Our little afternoon field trip is practice for this weekend’s class expedition to the Mississippian-Pennsylvanian boundary sections in Jackson County, southern Ohio. Hope we have the same kind of weather!

Wooster’s Fossil of the Week: A woolly mammoth tooth (Late Pleistocene of Holmes County, Ohio)

March 27th, 2011

Since we had a mastodon tooth as our last Fossil of the Week, paleontological symmetry demands we have a mammoth tooth this week. The fossil above also comes from the productive bogs of Holmes County a few miles south of Wooster.

Our tooth is from a young woolly mammoth (Mammuthus primigenius). These were true elephants, unlike the mastodons which were only distant cousins in another family. You can tell a mammoth tooth from a mastodon tooth by the flat ridges on its chewing surface rather than pointy cusps.

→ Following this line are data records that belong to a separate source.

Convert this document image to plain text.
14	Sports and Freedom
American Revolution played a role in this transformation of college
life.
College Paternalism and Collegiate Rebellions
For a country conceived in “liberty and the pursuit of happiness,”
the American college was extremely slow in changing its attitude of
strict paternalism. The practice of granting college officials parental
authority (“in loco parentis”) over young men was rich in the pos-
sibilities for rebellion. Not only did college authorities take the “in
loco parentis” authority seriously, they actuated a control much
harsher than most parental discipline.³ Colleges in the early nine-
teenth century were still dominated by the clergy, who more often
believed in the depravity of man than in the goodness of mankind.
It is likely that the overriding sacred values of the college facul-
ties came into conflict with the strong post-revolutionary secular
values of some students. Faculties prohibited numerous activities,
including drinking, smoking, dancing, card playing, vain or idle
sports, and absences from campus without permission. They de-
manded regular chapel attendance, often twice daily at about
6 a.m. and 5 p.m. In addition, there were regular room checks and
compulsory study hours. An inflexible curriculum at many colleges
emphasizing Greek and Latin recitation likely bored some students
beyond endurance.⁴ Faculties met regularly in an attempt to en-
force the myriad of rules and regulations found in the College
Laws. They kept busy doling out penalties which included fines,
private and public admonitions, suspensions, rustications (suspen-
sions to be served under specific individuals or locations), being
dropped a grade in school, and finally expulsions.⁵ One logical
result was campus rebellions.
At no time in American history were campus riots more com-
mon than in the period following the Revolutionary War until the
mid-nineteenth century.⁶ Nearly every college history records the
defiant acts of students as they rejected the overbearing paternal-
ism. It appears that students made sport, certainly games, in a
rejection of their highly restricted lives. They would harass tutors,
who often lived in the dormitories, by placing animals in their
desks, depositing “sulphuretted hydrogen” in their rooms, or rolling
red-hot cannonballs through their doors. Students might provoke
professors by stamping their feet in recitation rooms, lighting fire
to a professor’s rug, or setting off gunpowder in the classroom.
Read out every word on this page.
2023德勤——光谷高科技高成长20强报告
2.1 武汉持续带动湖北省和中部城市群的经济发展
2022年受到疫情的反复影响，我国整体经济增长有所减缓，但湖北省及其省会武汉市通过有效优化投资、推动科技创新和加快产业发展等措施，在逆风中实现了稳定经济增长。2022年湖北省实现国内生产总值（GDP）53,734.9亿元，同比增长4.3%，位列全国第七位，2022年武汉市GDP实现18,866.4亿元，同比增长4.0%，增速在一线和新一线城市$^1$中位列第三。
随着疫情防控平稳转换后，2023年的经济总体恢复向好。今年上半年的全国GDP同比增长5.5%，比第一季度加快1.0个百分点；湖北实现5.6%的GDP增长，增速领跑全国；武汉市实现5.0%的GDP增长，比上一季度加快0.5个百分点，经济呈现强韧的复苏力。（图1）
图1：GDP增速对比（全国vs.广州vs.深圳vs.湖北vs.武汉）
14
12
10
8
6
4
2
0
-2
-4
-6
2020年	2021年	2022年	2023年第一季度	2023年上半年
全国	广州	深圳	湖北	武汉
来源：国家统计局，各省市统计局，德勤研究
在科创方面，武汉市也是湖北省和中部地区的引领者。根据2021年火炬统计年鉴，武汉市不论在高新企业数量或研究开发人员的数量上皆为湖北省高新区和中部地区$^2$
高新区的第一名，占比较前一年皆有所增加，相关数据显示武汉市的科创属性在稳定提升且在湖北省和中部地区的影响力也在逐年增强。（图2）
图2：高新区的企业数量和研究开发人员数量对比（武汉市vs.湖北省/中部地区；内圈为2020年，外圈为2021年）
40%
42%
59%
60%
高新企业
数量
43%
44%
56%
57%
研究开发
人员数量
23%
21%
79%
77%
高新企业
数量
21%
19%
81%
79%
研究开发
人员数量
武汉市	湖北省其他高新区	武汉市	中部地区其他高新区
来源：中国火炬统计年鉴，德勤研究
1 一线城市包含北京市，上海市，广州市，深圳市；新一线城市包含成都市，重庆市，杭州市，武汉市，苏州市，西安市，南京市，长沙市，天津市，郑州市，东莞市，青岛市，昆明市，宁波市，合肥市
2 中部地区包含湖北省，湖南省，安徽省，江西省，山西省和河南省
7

The woolly mammoth had long tusks (one of which we have in a display case outside my office) and, of course, plenty of long hair to keep it warm in the tundra environments it inhabited. They were grazers, apparently digging up grass and other ground vegetation with their tusks.

Mammuthus primigenius appeared about 150,000 years ago during the Pleistocene, and the last individual died surprisingly only 3700 years ago on a small Alaskan island. They are well known from frozen remains in Siberia — and from a new Japanese attempt to clone them from frozen tissue. (I’ve heard that one so many times …)

In June 2008, a Wooster Independent Study team saw cross-sections of mammoth footprints at The Mammoth Site, Hot Springs, South Dakota (see below). They could only be identified as such because of the dozens of mammoth skeletons around them!

Woolly mammoths in northern Spain (from a mural by Mauricio Antón).